Another text message I got that warmed my heart came from Ai-Ai de las Alas. Ai-Ai and I never had the chance to sit down together even just for coffee, but we know we are friends. The longest conversation we probably had was the time we hosted a company party where everyone were busy talking to each other and getting sloshed at the open bar.
This is one moment of my career that I will never forget: Annoyed by the rowdiness of the crowd (they were a pain), Ai-Ai told me — with the microphone on: “Hindi naman nakikinig sa atin ‘yang mga — expletives deleted — ‘yan, eh!” You know what? She was right. Nobody reacted to what she said because everybody just went on carousing with each other at the party — drunk. I also want to clarify that it wasn’t the foulest vernacular cuss word she uttered, but something less coarse.

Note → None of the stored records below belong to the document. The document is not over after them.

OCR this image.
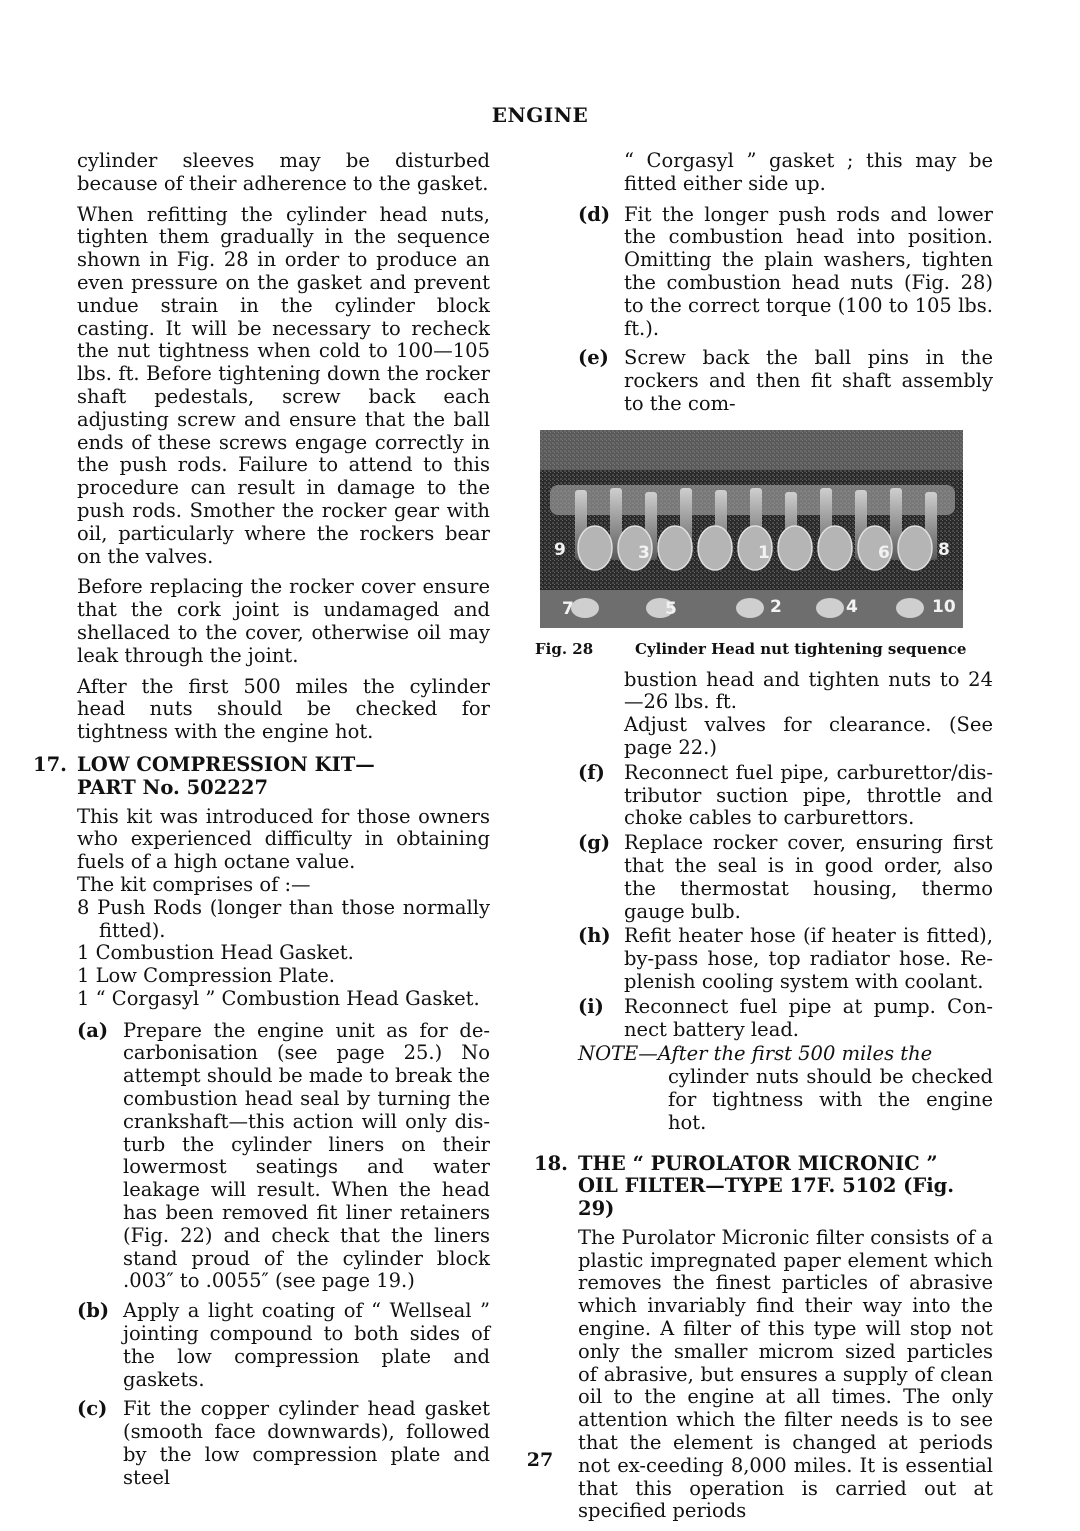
ENGINE

cylinder sleeves may be disturbed because of their adherence to the gasket.

When refitting the cylinder head nuts, tighten them gradually in the sequence shown in Fig. 28 in order to produce an even pressure on the gasket and prevent undue strain in the cylinder block casting. It will be necessary to recheck the nut tightness when cold to 100—105 lbs. ft. Before tightening down the rocker shaft pedestals, screw back each adjusting screw and ensure that the ball ends of these screws engage correctly in the push rods. Failure to attend to this procedure can result in damage to the push rods. Smother the rocker gear with oil, particularly where the rockers bear on the valves.

Before replacing the rocker cover ensure that the cork joint is undamaged and shellaced to the cover, otherwise oil may leak through the joint.

After the first 500 miles the cylinder head nuts should be checked for tightness with the engine hot.

17. LOW COMPRESSION KIT—
PART No. 502227

This kit was introduced for those owners who experienced difficulty in obtaining fuels of a high octane value.

The kit comprises of :—

8 Push Rods (longer than those normally fitted).

1 Combustion Head Gasket.

1 Low Compression Plate.

1 “ Corgasyl ” Combustion Head Gasket.

(a) Prepare the engine unit as for de-carbonisation (see page 25.) No attempt should be made to break the combustion head seal by turning the crankshaft—this action will only dis-turb the cylinder liners on their lowermost seatings and water leakage will result. When the head has been removed fit liner retainers (Fig. 22) and check that the liners stand proud of the cylinder block .003″ to .0055″ (see page 19.)
(b) Apply a light coating of “ Wellseal ” jointing compound to both sides of the low compression plate and gaskets.
(c) Fit the copper cylinder head gasket (smooth face downwards), followed by the low compression plate and steel

“ Corgasyl ” gasket ; this may be fitted either side up.

(d) Fit the longer push rods and lower the combustion head into position. Omitting the plain washers, tighten the combustion head nuts (Fig. 28) to the correct torque (100 to 105 lbs. ft.).
(e) Screw back the ball pins in the rockers and then fit shaft assembly to the com-
9	3	1	6	8
7	5	2	4	10
Fig. 28	Cylinder Head nut tightening sequence

bustion head and tighten nuts to 24—26 lbs. ft.

Adjust valves for clearance. (See page 22.)

(f) Reconnect fuel pipe, carburettor/dis-tributor suction pipe, throttle and choke cables to carburettors.
(g) Replace rocker cover, ensuring first that the seal is in good order, also the thermostat housing, thermo gauge bulb.
(h) Refit heater hose (if heater is fitted), by-pass hose, top radiator hose. Re-plenish cooling system with coolant.
(i)	Reconnect fuel pipe at pump. Con-nect battery lead.
NOTE—After the first 500 miles the
cylinder nuts should be checked for tightness with the engine hot.
18. THE “ PUROLATOR MICRONIC ”
OIL FILTER—TYPE 17F. 5102 (Fig. 29)

The Purolator Micronic filter consists of a plastic impregnated paper element which removes the finest particles of abrasive which invariably find their way into the engine. A filter of this type will stop not only the smaller microm sized particles of abrasive, but ensures a supply of clean oil to the engine at all times. The only attention which the filter needs is to see that the element is changed at periods not ex-ceeding 8,000 miles. It is essential that this operation is carried out at specified periods

27
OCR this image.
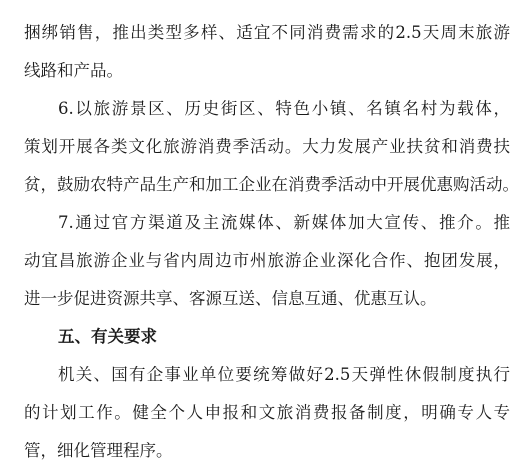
捆绑销售，推出类型多样、适宜不同消费需求的2.5天周末旅游
线路和产品。
6.以旅游景区、历史街区、特色小镇、名镇名村为载体，
策划开展各类文化旅游消费季活动。大力发展产业扶贫和消费扶
贫，鼓励农特产品生产和加工企业在消费季活动中开展优惠购活动。
7.通过官方渠道及主流媒体、新媒体加大宣传、推介。推
动宜昌旅游企业与省内周边市州旅游企业深化合作、抱团发展，
进一步促进资源共享、客源互送、信息互通、优惠互认。
五、有关要求
机关、国有企事业单位要统筹做好2.5天弹性休假制度执行
的计划工作。健全个人申报和文旅消费报备制度，明确专人专
管，细化管理程序。
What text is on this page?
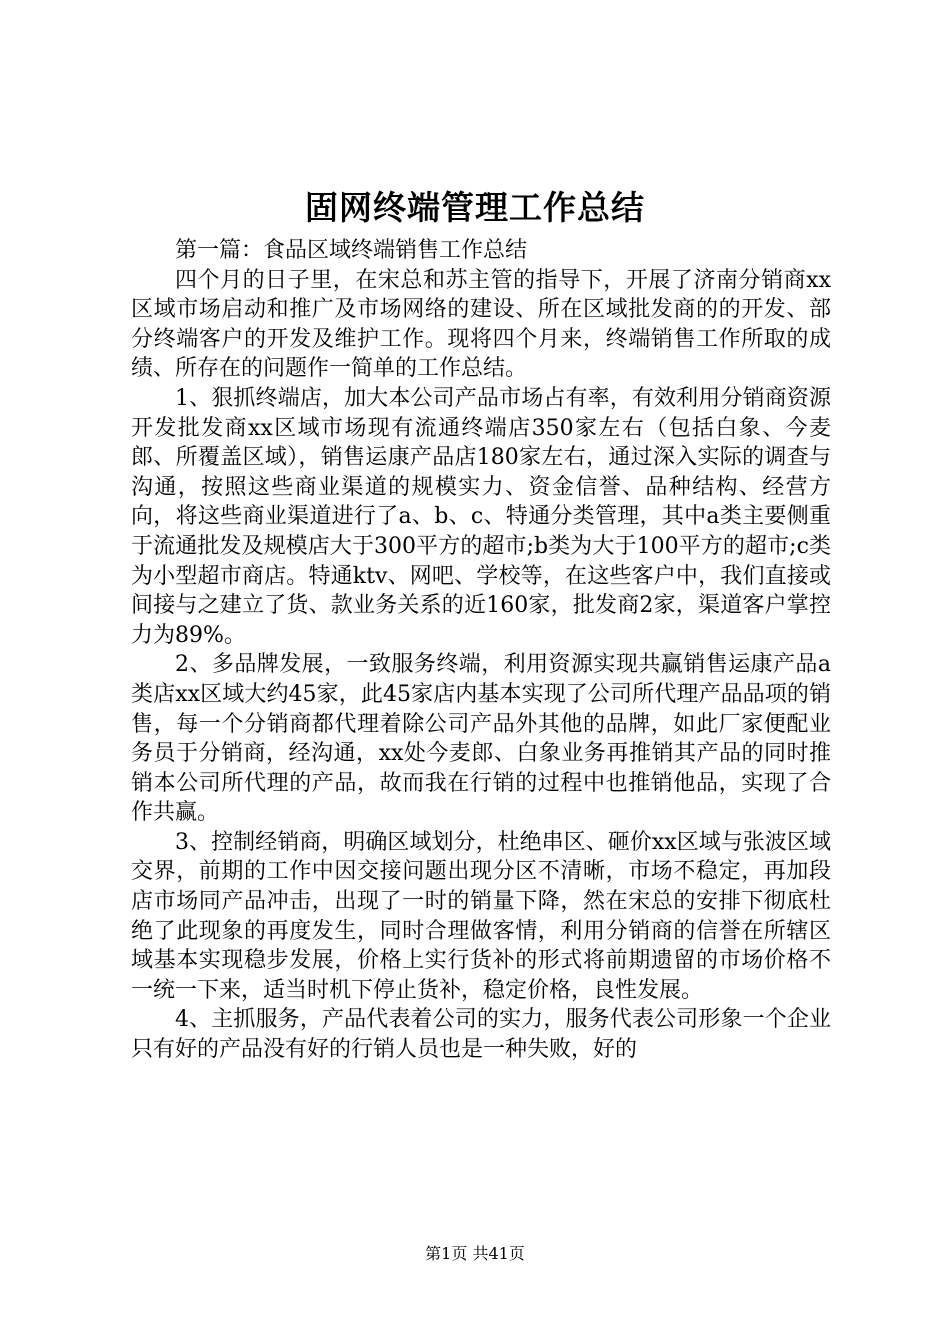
固网终端管理工作总结

第一篇：食品区域终端销售工作总结

四个月的日子里，在宋总和苏主管的指导下，开展了济南分销商xx区域市场启动和推广及市场网络的建设、所在区域批发商的的开发、部分终端客户的开发及维护工作。现将四个月来，终端销售工作所取的成绩、所存在的问题作一简单的工作总结。

1、狠抓终端店，加大本公司产品市场占有率，有效利用分销商资源开发批发商xx区域市场现有流通终端店350家左右（包括白象、今麦郎、所覆盖区域），销售运康产品店180家左右，通过深入实际的调查与沟通，按照这些商业渠道的规模实力、资金信誉、品种结构、经营方向，将这些商业渠道进行了a、b、c、特通分类管理，其中a类主要侧重于流通批发及规模店大于300平方的超市;b类为大于100平方的超市;c类为小型超市商店。特通ktv、网吧、学校等，在这些客户中，我们直接或间接与之建立了货、款业务关系的近160家，批发商2家，渠道客户掌控力为89%。

2、多品牌发展，一致服务终端，利用资源实现共赢销售运康产品a类店xx区域大约45家，此45家店内基本实现了公司所代理产品品项的销售，每一个分销商都代理着除公司产品外其他的品牌，如此厂家便配业务员于分销商，经沟通，xx处今麦郎、白象业务再推销其产品的同时推销本公司所代理的产品，故而我在行销的过程中也推销他品，实现了合作共赢。

3、控制经销商，明确区域划分，杜绝串区、砸价xx区域与张波区域交界，前期的工作中因交接问题出现分区不清晰，市场不稳定，再加段店市场同产品冲击，出现了一时的销量下降，然在宋总的安排下彻底杜绝了此现象的再度发生，同时合理做客情，利用分销商的信誉在所辖区域基本实现稳步发展，价格上实行货补的形式将前期遗留的市场价格不一统一下来，适当时机下停止货补，稳定价格，良性发展。

4、主抓服务，产品代表着公司的实力，服务代表公司形象一个企业只有好的产品没有好的行销人员也是一种失败，好的

第1页 共41页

Of course, Ai-Ai is noted for her onstage naughtiness. In private, I’ve heard colorful stories (all unconfirmed) about her love life. We were never close enough to each other though for me to have been privy to those.
What I witnessed all those years was her simple persona. I would also like to add helpful and caring.
In December 1992, when I was just four months into my job on TV, ABS-CBN put up a Christmas special and I was made to do a production number that required singing and dancing (all those who coached me in those areas shifted careers shortly after — I don’t understand why).
Mine was the fourth number and I was panicking when the show started (it was live) because while I was already wearing my tuxedo, my hair was still a mess. In those days, ABS-CBN only had one makeup room and very few people who were under Norma Calubaquib, who loved me like her son and I miss her (can anyone tell me where she is?).
Mommy Nyorms, which was how we called her, wanted to prioritize me, except that there were senior male celebrities who were there ahead of me. They, too, needed styling and were waiting for their turn. I was supposed to go to Bhoy Navarette, but traffic was hell in this part of Aurora Boulevard. To solve the problem of hair grooming, I later had it cut by Celeste Tuviera of Symmetria and I never owned a comb since then. Every strand now falls in the right place with just my fingers.
But going back to my hair dilemma back then. Ai-Ai saw me frantic and she summoned me to her corner and volunteered to blow dry my hair. We only needed gel. Luckily, Eula Valdes had a tube with her. Whew, Ai-Ai (and Eula, too) saved the day for me. Ai-Ai and I still joke about that incident to this day.
Unfortunately, that is one of Ai-Ai’s many facets (the genuinely talented has plenty of personalities) that people do not know about: Her basic simplicity and helpful ways. Through the years, in her interviews, I’ve noticed how she developed her sense of maturity (nothing like motherhood to do that for you) and I’m happy for her.
In her last text (we only text each other twice a year, comforted by the knowledge that we are just there for each other), I discovered how she had also become spiritual under the guidance of Bo Sanchez. No, she’s not flaunting that and I’m not sure if I should have published it, but she is clearly headed for the right and positive direction and that is good news. It’s so exemplary of her.
As I type this piece, I can’t believe how one column opened a door to the past to let in people I knew from way back when. Maybe it’s about time I got reunited with some of them and talk about the good old times.
It’s just a pity that our P150 in those days can now only buy us a value meal each — with nothing much left for extra rice.